Leap forward over two years, to this evening.  Yes, I said leap forward and not skip forward or fast forward or lean forward.  Stop being silly and pay attention.  Now, where was I?  Ah, yes, this evening.  I’ve been doing a bit of housecleaning today, partly because it’s my responsibility as the work-at-home parent, and mostly because my wife’s old (as in from a long time ago, please don’t get me into trouble over this) college friend is coming into town to visit us, enjoy a few days respite from her own little buggers, and celebrate the independence of our great republic with the consumption of charred mammal flesh and gunpowder.

So, while my daughters slept upstairs and my wife drove to the airport, I set to the last task of the day: cleaning our cat’s litterbox.  If you knew Pecos the Cat, a former stray who was hit by a car on Pecos Street, picked up by an animal shelter that mended his broken jaw and morbidly gave him a moniker that daily reminds him of the most horrific moment of his seventh or eighth life, you’d understand why I procrastinated with the poop scooping.  Let’s just say Pecos has been making up for those three long weeks while his jaw was wired shut—he’s been eating nonstop ever since.  He’s now a remarkably tubby ball of fur whose eating skills are possibly only trumped by his ability to overwhelm me scatalogically.

Fortunately, thanks to the power of kitty litter marketing, odor-locking and ultra-clumping flavor crystals make the task of scooping Pecos turds a relatively easy job.  As I raked through the gray litter, however (which looked like a tiny, cleaner version of Avalon Beach), I scooped up something, well, gooey.

Please don’t stop reading. I swear, it’s all good clean fun from here.

Upon closer examination, I discovered that the liquid soap barrel, which resides on a shelf directly above the litter box, was leaking.  In fact, was leaking is probably an incorrect way to describe what I found—has been leaking is better.  Yes, for possibly two years or longer, the liquid soap had been slowly making its escape from a manufacturer’s flaw in the lid, creating a puddle of soap underneath the barrel that, after who knows how many months of planning, was launching an assault on the filthy litter box below.

Please don’t ask me why the litter box is located in a cleaning closet, which is located in a bathroom.  Such is condo living.

So, I grabbed the barrel (okay, it’s only a gallon jug, but barrel is so much funnier to say) and within seconds found myself quoting lines from Ghostbusters:

He slimed me.

"He slimed me."

Blessed by the fact that I was standing in a cleaning closet, I reached up, grabbed a rag, and began wiping.  I also was in a bathroom (such is condo living), so I began rinsing out the rag in the sink.  And that, my friends, is when I learned that soap is perhaps the dirtiest thing on planet Earth.

Billions and billions of stars, ahem, bubbles burst forth from the rag, filled the sink, and began dive-bombing the floor like little translucent lemmings.

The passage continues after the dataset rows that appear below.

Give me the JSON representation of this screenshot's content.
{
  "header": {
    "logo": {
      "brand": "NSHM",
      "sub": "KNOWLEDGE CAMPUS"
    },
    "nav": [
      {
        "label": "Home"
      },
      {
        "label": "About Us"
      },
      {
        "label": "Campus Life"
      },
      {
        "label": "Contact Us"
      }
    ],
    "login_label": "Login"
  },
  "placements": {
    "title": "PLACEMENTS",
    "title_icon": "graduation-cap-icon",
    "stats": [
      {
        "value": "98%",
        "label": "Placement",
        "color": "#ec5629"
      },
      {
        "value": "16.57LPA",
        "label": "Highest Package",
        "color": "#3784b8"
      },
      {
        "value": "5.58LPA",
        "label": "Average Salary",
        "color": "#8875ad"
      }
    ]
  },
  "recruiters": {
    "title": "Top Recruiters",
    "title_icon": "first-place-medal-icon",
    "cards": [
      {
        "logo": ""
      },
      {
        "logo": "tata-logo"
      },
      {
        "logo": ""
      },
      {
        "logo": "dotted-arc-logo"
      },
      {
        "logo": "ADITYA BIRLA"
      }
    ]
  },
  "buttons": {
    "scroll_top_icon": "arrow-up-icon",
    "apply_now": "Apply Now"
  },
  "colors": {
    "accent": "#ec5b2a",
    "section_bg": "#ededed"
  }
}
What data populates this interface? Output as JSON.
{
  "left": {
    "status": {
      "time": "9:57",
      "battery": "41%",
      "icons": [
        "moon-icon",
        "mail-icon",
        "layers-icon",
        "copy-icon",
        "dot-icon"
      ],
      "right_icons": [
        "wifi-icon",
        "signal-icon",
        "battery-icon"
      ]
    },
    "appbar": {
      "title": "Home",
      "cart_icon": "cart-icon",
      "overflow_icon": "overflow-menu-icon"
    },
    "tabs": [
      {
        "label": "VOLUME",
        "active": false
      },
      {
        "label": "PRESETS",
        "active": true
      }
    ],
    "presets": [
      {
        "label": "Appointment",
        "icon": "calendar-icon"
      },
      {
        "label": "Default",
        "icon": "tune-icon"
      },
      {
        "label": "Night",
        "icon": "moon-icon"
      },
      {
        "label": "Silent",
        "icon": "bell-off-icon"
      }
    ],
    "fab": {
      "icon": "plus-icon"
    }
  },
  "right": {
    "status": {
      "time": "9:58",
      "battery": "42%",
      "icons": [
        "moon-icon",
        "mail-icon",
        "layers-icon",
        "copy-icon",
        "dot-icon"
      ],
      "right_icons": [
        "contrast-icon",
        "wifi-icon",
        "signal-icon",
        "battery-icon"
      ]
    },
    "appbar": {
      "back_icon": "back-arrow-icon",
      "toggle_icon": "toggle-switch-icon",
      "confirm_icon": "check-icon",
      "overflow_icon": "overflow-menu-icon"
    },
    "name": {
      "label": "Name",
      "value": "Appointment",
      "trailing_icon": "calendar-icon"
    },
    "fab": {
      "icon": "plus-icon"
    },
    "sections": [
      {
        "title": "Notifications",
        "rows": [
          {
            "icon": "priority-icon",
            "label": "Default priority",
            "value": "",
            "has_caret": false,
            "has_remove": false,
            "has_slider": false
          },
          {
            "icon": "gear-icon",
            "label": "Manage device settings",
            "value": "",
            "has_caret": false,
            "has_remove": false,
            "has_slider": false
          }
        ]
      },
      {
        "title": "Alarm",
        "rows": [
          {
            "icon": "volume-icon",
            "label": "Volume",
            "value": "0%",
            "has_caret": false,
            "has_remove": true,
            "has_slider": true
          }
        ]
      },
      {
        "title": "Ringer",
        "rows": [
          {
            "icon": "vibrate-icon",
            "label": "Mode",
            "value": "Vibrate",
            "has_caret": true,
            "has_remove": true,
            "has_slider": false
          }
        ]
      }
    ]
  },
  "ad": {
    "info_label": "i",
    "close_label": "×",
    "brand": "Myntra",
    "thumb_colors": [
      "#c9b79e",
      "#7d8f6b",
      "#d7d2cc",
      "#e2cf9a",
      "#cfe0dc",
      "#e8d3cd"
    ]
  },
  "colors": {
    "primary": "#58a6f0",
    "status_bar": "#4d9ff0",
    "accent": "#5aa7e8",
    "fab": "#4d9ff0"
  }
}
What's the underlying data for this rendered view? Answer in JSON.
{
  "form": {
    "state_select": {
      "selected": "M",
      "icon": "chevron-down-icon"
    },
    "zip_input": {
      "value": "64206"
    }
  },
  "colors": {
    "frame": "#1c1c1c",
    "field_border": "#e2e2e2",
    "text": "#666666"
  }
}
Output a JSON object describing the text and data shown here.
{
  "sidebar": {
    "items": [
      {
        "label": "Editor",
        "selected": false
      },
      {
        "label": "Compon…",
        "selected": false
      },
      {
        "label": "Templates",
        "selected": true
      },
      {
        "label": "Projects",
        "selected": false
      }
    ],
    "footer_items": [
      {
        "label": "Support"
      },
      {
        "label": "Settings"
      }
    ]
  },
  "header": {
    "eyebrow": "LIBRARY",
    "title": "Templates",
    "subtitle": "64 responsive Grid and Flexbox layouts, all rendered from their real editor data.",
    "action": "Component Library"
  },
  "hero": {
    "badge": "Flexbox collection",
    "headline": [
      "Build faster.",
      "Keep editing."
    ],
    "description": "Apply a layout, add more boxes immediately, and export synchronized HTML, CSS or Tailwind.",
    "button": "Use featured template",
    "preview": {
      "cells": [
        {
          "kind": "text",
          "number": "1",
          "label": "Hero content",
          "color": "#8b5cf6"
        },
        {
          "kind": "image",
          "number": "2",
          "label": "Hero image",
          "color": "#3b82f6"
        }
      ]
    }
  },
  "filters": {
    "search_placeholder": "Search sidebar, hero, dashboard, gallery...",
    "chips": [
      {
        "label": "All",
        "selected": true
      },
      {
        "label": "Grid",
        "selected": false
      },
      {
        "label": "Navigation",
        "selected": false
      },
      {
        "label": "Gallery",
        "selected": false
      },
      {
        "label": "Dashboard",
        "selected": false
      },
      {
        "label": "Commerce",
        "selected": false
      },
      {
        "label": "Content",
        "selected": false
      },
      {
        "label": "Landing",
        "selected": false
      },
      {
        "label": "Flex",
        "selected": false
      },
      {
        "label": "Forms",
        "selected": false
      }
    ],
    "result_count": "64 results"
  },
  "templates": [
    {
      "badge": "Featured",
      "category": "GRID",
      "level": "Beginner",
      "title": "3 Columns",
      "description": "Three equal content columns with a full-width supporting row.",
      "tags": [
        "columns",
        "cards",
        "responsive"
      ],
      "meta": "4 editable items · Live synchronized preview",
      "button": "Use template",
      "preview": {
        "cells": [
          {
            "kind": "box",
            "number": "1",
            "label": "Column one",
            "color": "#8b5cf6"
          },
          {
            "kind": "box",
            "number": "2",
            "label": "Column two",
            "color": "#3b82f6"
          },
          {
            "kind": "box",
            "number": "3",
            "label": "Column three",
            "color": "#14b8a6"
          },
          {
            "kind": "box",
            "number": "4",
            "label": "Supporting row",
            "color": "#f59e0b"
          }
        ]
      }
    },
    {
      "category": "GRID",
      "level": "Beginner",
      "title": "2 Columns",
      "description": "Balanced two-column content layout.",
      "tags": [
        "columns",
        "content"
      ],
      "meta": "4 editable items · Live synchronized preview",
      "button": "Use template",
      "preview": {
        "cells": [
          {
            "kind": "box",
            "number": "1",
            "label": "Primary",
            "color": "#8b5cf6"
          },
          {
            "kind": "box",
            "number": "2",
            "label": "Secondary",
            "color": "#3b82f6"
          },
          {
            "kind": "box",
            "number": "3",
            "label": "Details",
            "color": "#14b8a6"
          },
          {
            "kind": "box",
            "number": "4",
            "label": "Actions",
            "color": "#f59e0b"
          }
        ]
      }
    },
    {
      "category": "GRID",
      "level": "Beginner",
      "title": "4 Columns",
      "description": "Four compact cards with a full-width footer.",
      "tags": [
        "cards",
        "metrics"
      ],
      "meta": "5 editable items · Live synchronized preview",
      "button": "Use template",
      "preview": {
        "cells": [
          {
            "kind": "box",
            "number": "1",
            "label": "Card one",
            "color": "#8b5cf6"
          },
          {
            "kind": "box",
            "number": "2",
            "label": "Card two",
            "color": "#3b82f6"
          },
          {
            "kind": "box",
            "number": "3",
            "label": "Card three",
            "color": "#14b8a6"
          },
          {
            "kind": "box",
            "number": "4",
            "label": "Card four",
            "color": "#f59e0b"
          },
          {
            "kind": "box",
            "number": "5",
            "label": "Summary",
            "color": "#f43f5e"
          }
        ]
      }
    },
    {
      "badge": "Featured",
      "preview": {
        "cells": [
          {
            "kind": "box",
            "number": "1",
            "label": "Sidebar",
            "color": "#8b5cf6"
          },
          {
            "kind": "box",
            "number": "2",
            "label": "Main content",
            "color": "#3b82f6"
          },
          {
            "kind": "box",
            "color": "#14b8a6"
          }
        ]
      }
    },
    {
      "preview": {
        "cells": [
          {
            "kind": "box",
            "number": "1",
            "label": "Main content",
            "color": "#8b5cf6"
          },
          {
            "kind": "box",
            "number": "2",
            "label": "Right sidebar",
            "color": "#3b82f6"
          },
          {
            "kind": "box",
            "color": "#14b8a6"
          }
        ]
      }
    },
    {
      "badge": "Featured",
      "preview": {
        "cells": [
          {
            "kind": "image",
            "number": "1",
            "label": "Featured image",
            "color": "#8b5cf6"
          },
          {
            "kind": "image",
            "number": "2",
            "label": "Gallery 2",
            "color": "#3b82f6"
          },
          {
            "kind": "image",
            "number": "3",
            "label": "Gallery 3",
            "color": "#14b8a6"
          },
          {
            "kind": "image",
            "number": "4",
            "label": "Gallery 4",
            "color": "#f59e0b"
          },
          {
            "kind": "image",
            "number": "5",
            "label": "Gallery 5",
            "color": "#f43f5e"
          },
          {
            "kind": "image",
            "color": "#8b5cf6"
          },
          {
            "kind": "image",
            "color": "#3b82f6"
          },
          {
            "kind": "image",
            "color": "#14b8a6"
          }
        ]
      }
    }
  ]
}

So now I had liquid soap, which apparently behaves exactly like Mogwai when wet,  foaming all over the floor.  The rag was useless.  I was useless.  Friendly, harmless bubbles were transmogrified into rabid gremlins:

bubblegremlinI left the litter box inside a cleaning closet inside a bathroom covered in soapy gremlins and closed the door behind me.  The horror, the horror.

I went to Blockbuster Video (Hello, ghost town!) and picked up copies of Ghostbusters and Gremlins, which were both mysteriously released on my wife’s birthday, 25 years ago: June 8, 1984.  Hopefully I will find the key to thwarting my bubbly badguys somewhere within the combined 211 minutes of these films.  As an added precaution, I picked up another film from 1984:

There’s got to be something in that “wax on, wax off’ scene that will help me.

If not, I’ll have to tell my wife that we don’t have a bathroom downstairs anymore, or a cleaning closet, and that Pecos the Cat must take care of business in a litter box under our bed (such is condo living).

No matter what, I know I’m going to have dreams about Mr. Miyagi fighting Mogwai and the Marshmallow Man tonight—and there will be plenty of soap to wash out my mouth if and when I go back in there.

One response to “I should wash out my mouth!”

  1. Jennifer Fink

    Only you could make a domestic mess so intriguing.